If you look at Part IV of Schedule D you'll see that it shifts the rate at the top of the 15% bracket. That's all I meant.

Also, I thought the max SS would affect my scenario as opposed to the original. But, if I understand you correctly then AGI minus SS is the nut for IRA and capital gain income?. (SS entirely taxed in 15% bracket?)

Completely wrong; sorry if I somehow mislead you. Peter has already briefly discussed taxation of your SS benefit. The portion of it, if any, that is taxed is taxed the same as any other ordinary (non-capital gain) income.

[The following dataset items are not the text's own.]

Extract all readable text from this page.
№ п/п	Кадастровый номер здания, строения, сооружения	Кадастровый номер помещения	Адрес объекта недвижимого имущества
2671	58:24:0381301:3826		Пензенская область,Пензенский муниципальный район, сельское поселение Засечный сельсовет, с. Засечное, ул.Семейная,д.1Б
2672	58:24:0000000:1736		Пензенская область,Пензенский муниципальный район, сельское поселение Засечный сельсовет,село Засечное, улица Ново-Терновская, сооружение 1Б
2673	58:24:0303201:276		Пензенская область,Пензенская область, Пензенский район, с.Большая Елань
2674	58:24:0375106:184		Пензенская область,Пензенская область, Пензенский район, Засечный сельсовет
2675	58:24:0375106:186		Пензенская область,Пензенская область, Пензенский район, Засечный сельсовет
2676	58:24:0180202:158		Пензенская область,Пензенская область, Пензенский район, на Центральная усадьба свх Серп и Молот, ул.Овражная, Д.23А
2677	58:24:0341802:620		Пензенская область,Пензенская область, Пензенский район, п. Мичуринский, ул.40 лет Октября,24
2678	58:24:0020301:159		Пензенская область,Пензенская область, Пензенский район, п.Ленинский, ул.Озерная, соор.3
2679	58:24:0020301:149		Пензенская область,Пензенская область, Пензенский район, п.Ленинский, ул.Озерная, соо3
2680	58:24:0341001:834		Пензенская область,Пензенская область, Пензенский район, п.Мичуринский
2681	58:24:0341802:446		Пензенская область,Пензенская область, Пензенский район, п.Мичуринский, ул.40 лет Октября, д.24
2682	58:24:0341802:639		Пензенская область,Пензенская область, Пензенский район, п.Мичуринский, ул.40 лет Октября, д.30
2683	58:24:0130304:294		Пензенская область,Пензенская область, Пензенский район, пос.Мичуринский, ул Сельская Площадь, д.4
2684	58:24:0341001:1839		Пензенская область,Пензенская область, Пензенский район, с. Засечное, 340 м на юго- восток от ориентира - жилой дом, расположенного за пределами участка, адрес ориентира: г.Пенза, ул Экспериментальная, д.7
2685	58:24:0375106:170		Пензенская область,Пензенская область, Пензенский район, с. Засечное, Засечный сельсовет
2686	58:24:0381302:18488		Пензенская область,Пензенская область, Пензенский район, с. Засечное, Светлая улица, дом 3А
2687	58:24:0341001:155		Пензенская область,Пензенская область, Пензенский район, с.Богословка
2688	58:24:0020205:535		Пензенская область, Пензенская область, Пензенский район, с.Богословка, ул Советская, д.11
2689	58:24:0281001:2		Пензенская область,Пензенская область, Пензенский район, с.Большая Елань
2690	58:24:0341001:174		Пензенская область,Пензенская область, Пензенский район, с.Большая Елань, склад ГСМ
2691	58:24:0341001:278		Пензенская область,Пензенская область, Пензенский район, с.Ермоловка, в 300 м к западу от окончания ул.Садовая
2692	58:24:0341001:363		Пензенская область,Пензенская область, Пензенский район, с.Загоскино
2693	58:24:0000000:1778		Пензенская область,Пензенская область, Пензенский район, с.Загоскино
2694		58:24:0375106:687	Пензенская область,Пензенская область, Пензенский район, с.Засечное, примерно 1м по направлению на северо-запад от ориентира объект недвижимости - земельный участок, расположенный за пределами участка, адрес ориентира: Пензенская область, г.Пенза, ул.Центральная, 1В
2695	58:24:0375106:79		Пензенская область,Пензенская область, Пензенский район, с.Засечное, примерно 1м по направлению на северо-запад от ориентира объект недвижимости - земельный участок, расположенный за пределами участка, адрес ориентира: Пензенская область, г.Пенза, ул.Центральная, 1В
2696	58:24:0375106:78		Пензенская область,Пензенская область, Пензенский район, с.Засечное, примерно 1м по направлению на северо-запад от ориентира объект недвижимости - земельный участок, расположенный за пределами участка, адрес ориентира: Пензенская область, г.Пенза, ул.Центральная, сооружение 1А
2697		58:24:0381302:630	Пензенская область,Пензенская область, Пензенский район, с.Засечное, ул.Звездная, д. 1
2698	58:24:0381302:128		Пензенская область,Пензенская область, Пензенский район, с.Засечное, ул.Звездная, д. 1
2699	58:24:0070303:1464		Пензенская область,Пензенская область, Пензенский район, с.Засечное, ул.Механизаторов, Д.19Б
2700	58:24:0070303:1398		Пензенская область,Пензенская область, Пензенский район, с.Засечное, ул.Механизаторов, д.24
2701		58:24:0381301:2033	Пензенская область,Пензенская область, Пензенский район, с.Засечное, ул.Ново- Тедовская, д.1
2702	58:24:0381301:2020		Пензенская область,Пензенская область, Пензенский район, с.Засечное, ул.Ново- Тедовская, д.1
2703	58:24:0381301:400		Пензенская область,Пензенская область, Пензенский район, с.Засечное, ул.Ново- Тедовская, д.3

Maybe it would be easiest for me to understand if given $0 IRA income, $75,900 capital gains, no SS. Is the tax 5% or 15%?

5%

I'm really mixed up. Believe it or not, I entered taxes for a CPA 10 years ago. I think TT is throwing me. I'm used to entering data directly? not through questions. I'm using the "free 2003" version of TT.

I would like to be able to enter various data assumptions (not through questionaire) and see/print the different results. Do I need to buy the 2004 TT to experiment like that? enter data directly? (I won't file using TT for 2004. Still need a professional for a few more years.)

Finally, what are your thoughts on how to use the 2008 window for zero capital gains tax?

Well, when I'm having trouble getting to sleep I fanticize about winning a big lottery jackpot. Planning for zero cap gains tax in 2008 will be about the same level of fantasy.